Former South Carolina Governor Nikki Haley, Florida Governor Ron DeSantis and former biotech executive Vivek Ramaswamy pose together onstage at the third Republican candidates’ U.S. presidential debate of the 2024 U.S. presidential campaign hosted by NBC News at the Adrienne Arsht Center for the Performing Arts in Miami, Florida, U.S., November 8, 2023.
Mike Segar | Reuters
Outstanding student loan debt in the U.S. exceeds $1.6 trillion, and burdens Americans more than credit card or auto loan debt. The average loan balance at graduation has tripled since the 1990s to $30,000 from $10,000. Additionally, about 7% of student loan borrowers are now more than $100,000 in debt.

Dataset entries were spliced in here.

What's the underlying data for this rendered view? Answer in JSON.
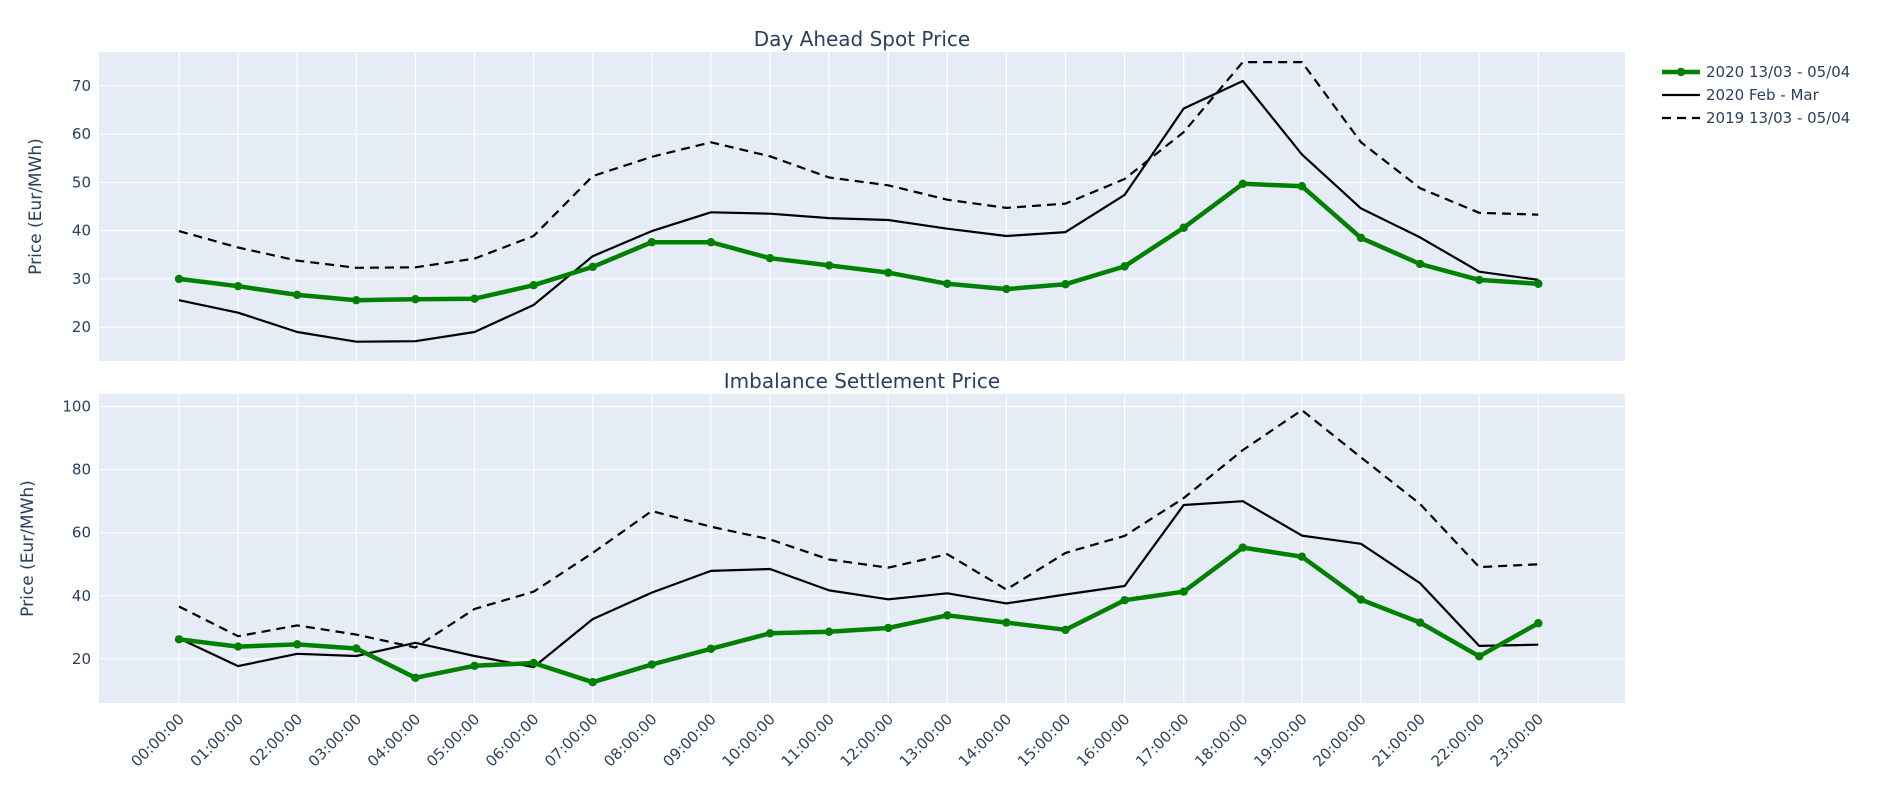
{
  "chart_data": [
    {
      "type": "line",
      "title": "Day Ahead Spot Price",
      "xlabel": "",
      "ylabel": "Price (Eur/MWh)",
      "ylim": [
        13,
        77
      ],
      "yticks": [
        20,
        30,
        40,
        50,
        60,
        70
      ],
      "grid": true,
      "legend_position": "top-right",
      "x": [
        "00:00:00",
        "01:00:00",
        "02:00:00",
        "03:00:00",
        "04:00:00",
        "05:00:00",
        "06:00:00",
        "07:00:00",
        "08:00:00",
        "09:00:00",
        "10:00:00",
        "11:00:00",
        "12:00:00",
        "13:00:00",
        "14:00:00",
        "15:00:00",
        "16:00:00",
        "17:00:00",
        "18:00:00",
        "19:00:00",
        "20:00:00",
        "21:00:00",
        "22:00:00",
        "23:00:00"
      ],
      "series": [
        {
          "name": "2020 13/03 - 05/04",
          "color": "#008000",
          "style": "solid-markers",
          "values": [
            30.0,
            28.5,
            26.7,
            25.6,
            25.8,
            25.9,
            28.7,
            32.5,
            37.6,
            37.6,
            34.3,
            32.8,
            31.3,
            29.0,
            27.9,
            28.9,
            32.6,
            40.6,
            49.7,
            49.2,
            38.5,
            33.1,
            29.8,
            29.0
          ]
        },
        {
          "name": "2020 Feb - Mar",
          "color": "#000000",
          "style": "solid",
          "values": [
            25.6,
            23.0,
            19.0,
            17.0,
            17.1,
            19.0,
            24.6,
            34.7,
            39.9,
            43.8,
            43.5,
            42.6,
            42.2,
            40.4,
            38.9,
            39.7,
            47.4,
            65.3,
            71.0,
            55.8,
            44.6,
            38.6,
            31.5,
            29.8
          ]
        },
        {
          "name": "2019 13/03 - 05/04",
          "color": "#000000",
          "style": "dashed",
          "values": [
            39.9,
            36.5,
            33.8,
            32.3,
            32.4,
            34.2,
            38.9,
            51.3,
            55.3,
            58.3,
            55.4,
            51.0,
            49.4,
            46.4,
            44.7,
            45.6,
            50.7,
            60.4,
            74.9,
            74.9,
            58.3,
            48.8,
            43.7,
            43.3
          ]
        }
      ]
    },
    {
      "type": "line",
      "title": "Imbalance Settlement Price",
      "xlabel": "",
      "ylabel": "Price (Eur/MWh)",
      "ylim": [
        6,
        104
      ],
      "yticks": [
        20,
        40,
        60,
        80,
        100
      ],
      "grid": true,
      "x": [
        "00:00:00",
        "01:00:00",
        "02:00:00",
        "03:00:00",
        "04:00:00",
        "05:00:00",
        "06:00:00",
        "07:00:00",
        "08:00:00",
        "09:00:00",
        "10:00:00",
        "11:00:00",
        "12:00:00",
        "13:00:00",
        "14:00:00",
        "15:00:00",
        "16:00:00",
        "17:00:00",
        "18:00:00",
        "19:00:00",
        "20:00:00",
        "21:00:00",
        "22:00:00",
        "23:00:00"
      ],
      "series": [
        {
          "name": "2020 13/03 - 05/04",
          "color": "#008000",
          "style": "solid-markers",
          "values": [
            26.2,
            23.9,
            24.6,
            23.3,
            14.0,
            17.8,
            18.7,
            12.6,
            18.2,
            23.2,
            28.1,
            28.6,
            29.8,
            33.8,
            31.5,
            29.2,
            38.6,
            41.3,
            55.3,
            52.4,
            38.8,
            31.5,
            20.8,
            31.3
          ]
        },
        {
          "name": "2020 Feb - Mar",
          "color": "#000000",
          "style": "solid",
          "values": [
            26.5,
            17.7,
            21.6,
            20.9,
            25.1,
            20.9,
            17.4,
            32.6,
            41.0,
            47.9,
            48.5,
            41.7,
            38.9,
            40.8,
            37.6,
            40.4,
            43.1,
            68.8,
            70.0,
            59.1,
            56.5,
            44.0,
            24.1,
            24.5
          ]
        },
        {
          "name": "2019 13/03 - 05/04",
          "color": "#000000",
          "style": "dashed",
          "values": [
            36.6,
            27.2,
            30.6,
            27.7,
            23.6,
            35.8,
            41.3,
            53.6,
            66.9,
            61.9,
            57.9,
            51.5,
            48.9,
            53.2,
            42.0,
            53.6,
            59.0,
            71.0,
            86.2,
            98.9,
            83.9,
            69.1,
            49.1,
            50.0
          ]
        }
      ]
    }
  ],
  "legend": {
    "items": [
      {
        "label": "2020 13/03 - 05/04",
        "color": "#008000",
        "style": "solid-markers"
      },
      {
        "label": "2020 Feb - Mar",
        "color": "#000000",
        "style": "solid"
      },
      {
        "label": "2019 13/03 - 05/04",
        "color": "#000000",
        "style": "dashed"
      }
    ]
  }
}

Voters support forgiving at least some student loan debt by a 2-to-1 margin, according to a Politico/Morning Consult poll. Less than a third oppose the policy.
Here’s what the GOP presidential contenders say about student debt forgiveness.

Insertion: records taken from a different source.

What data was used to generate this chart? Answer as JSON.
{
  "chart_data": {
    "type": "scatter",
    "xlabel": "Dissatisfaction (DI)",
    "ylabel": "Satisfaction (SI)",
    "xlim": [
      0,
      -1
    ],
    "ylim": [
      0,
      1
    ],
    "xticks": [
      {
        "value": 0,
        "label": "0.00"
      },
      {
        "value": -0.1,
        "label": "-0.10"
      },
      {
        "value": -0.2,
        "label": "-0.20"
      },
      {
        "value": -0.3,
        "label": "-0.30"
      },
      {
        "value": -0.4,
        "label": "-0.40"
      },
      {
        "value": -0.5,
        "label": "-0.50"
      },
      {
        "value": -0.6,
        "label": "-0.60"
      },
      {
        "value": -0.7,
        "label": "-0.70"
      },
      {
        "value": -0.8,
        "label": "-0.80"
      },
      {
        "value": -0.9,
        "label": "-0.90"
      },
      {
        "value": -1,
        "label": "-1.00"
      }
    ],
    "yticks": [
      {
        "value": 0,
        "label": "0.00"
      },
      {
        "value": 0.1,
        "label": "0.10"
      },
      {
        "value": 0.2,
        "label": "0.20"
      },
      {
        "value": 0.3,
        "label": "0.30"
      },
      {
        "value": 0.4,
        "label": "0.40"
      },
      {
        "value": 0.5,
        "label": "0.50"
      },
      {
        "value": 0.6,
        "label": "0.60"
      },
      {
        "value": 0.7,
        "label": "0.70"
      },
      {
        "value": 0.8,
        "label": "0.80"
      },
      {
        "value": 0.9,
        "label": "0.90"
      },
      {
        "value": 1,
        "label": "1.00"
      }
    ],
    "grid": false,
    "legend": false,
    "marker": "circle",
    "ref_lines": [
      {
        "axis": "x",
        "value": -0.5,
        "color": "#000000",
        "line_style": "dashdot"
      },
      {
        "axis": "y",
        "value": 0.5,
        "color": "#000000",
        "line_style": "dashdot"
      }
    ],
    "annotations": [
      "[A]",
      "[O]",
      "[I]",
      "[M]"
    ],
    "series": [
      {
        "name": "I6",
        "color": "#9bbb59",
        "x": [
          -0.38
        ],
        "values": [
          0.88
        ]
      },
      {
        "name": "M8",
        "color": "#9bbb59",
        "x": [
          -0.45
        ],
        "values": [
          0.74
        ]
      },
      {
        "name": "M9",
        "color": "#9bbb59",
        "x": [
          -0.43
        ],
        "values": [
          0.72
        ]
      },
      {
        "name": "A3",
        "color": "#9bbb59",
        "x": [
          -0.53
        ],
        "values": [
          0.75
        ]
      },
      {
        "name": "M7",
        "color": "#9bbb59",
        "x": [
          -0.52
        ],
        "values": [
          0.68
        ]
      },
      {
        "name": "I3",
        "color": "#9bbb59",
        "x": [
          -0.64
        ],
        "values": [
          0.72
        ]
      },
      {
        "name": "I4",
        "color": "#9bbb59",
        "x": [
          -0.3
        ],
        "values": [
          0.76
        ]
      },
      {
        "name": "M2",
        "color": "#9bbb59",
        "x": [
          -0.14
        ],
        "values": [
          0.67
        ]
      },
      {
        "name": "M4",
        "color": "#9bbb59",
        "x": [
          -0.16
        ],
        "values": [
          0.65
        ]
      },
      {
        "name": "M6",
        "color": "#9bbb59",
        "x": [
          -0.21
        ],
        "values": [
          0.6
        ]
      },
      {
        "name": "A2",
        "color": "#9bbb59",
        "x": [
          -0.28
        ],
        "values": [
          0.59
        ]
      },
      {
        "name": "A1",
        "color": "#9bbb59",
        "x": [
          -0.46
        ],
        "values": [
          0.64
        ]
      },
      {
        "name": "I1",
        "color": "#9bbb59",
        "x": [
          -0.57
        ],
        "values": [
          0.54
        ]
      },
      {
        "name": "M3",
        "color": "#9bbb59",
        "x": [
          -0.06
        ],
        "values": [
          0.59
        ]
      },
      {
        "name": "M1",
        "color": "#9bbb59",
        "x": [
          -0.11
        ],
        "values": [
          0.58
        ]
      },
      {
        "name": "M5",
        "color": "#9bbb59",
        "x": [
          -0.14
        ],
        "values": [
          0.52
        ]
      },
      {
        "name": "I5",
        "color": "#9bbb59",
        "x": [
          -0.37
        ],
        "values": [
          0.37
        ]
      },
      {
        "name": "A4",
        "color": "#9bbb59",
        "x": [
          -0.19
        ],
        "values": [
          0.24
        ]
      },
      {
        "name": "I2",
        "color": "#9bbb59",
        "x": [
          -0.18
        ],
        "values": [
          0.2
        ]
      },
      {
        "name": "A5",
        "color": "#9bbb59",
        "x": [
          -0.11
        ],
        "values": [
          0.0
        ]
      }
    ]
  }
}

Former U.S. President and Republican presidential candidate Donald Trump campaigns in Mason City, Iowa, U.S. January 5, 2024.
Rachel Mummey | Reuters
“Today, the Supreme Court also ruled that President Biden cannot wipe out hundreds of billions, perhaps trillions of dollars, in student loan debt, which would have been very unfair to the millions and millions of people who paid their debt through hard work and diligence; very unfair,” Trump said at a campaign event in June 2023.

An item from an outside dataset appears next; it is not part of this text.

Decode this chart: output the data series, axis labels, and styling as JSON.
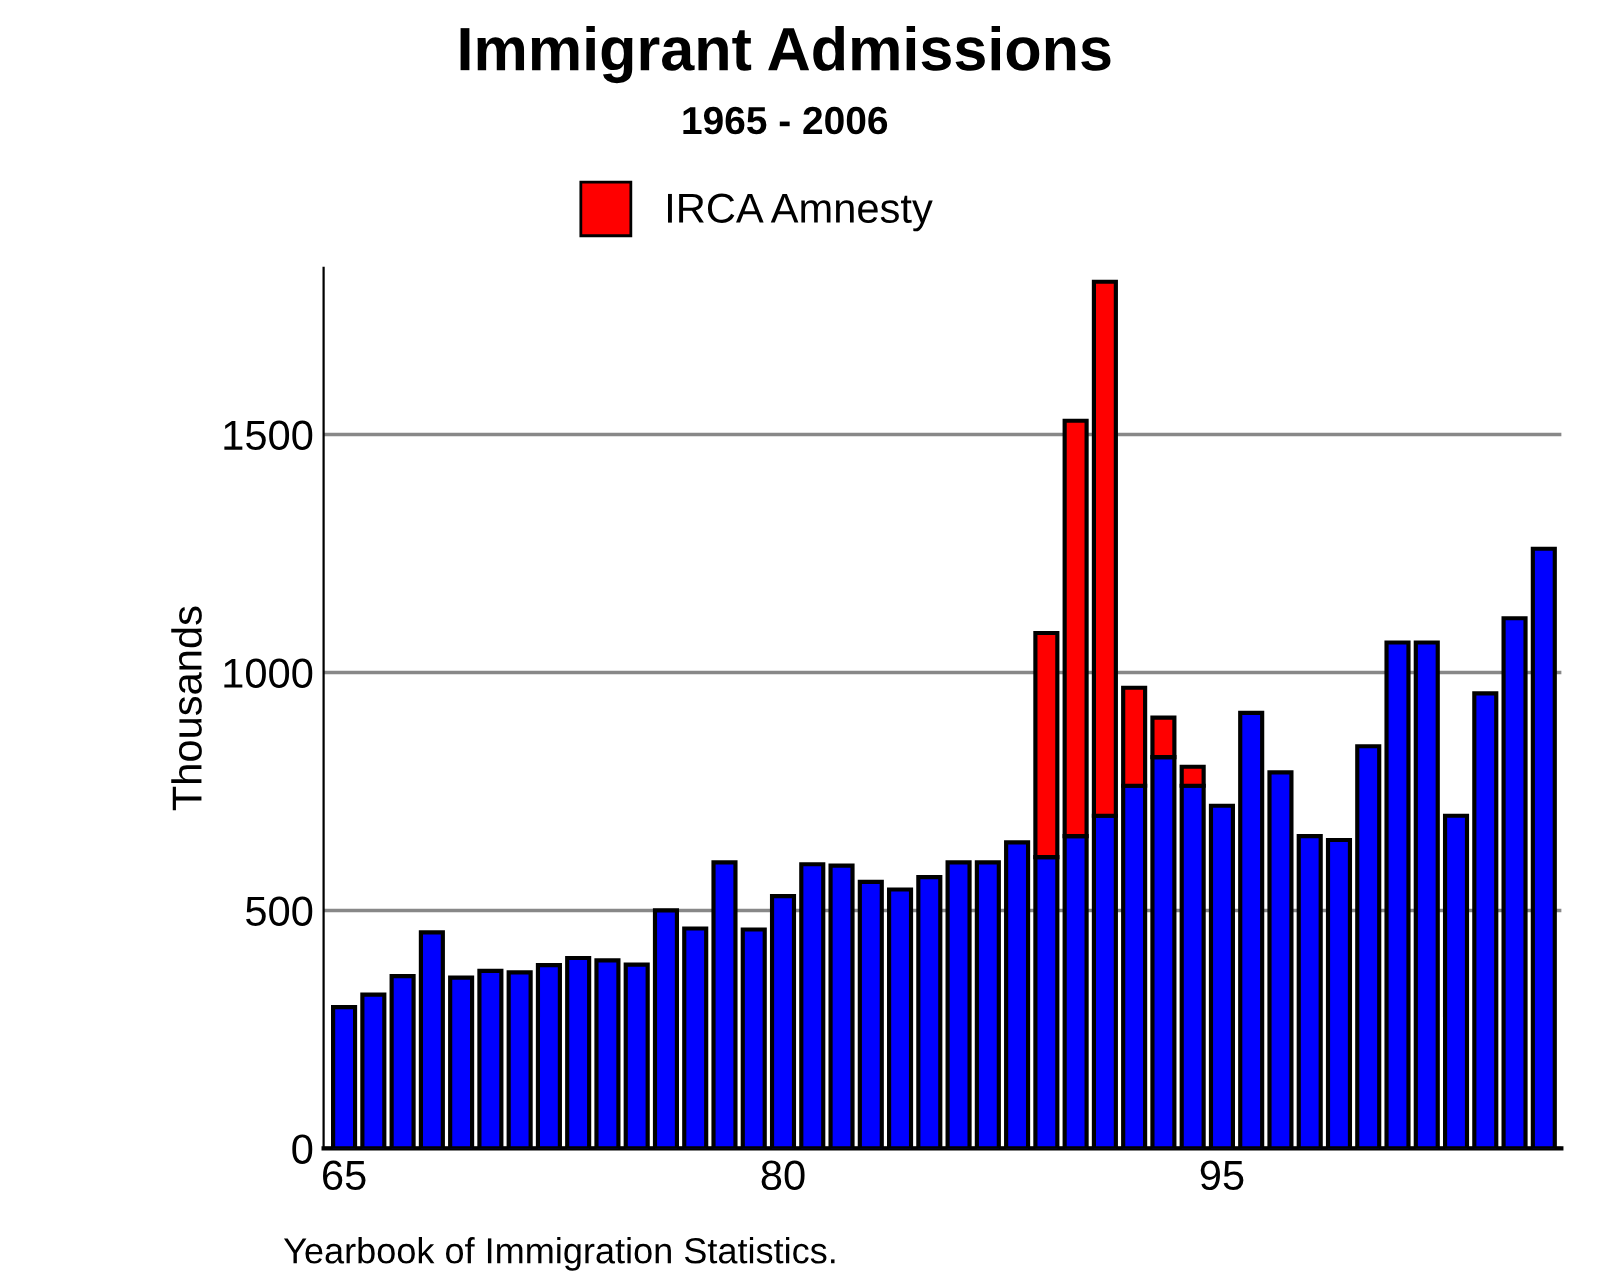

In a written statement to CNBC last summer, the tech entrepreneur said America had a bad habit “of paying people to do the exact opposite of what we want them to do: More [dollars] to stay at home than to work, more [dollars] to be a single mother than married, more [dollars] for those who fail to repay loans than those who do.”
Ramaswamy added that the Supreme Court’s ruling to block forgiveness “helps reverse that trend.”
The former South Carolina governor and U.S. ambassador to the United Nations under Trump tweeted last June that “a president cannot just wave his hand and eliminate loans for students he favors, while leaving out all those who worked hard to pay back their loans or made other career choices.”
“The Supreme Court was right to throw out Joe Biden’s power grab,” Haley wrote.
A former governor of Arkansas, Asa Hutchinson, called Biden’s broad forgiveness plan “a misuse of executive authority,” in a 2022 statement.
“Shifting the burden from those who willingly took out a loan to all taxpayers is inconsistent with the American ideal of personal responsibility,” Hutchinson said.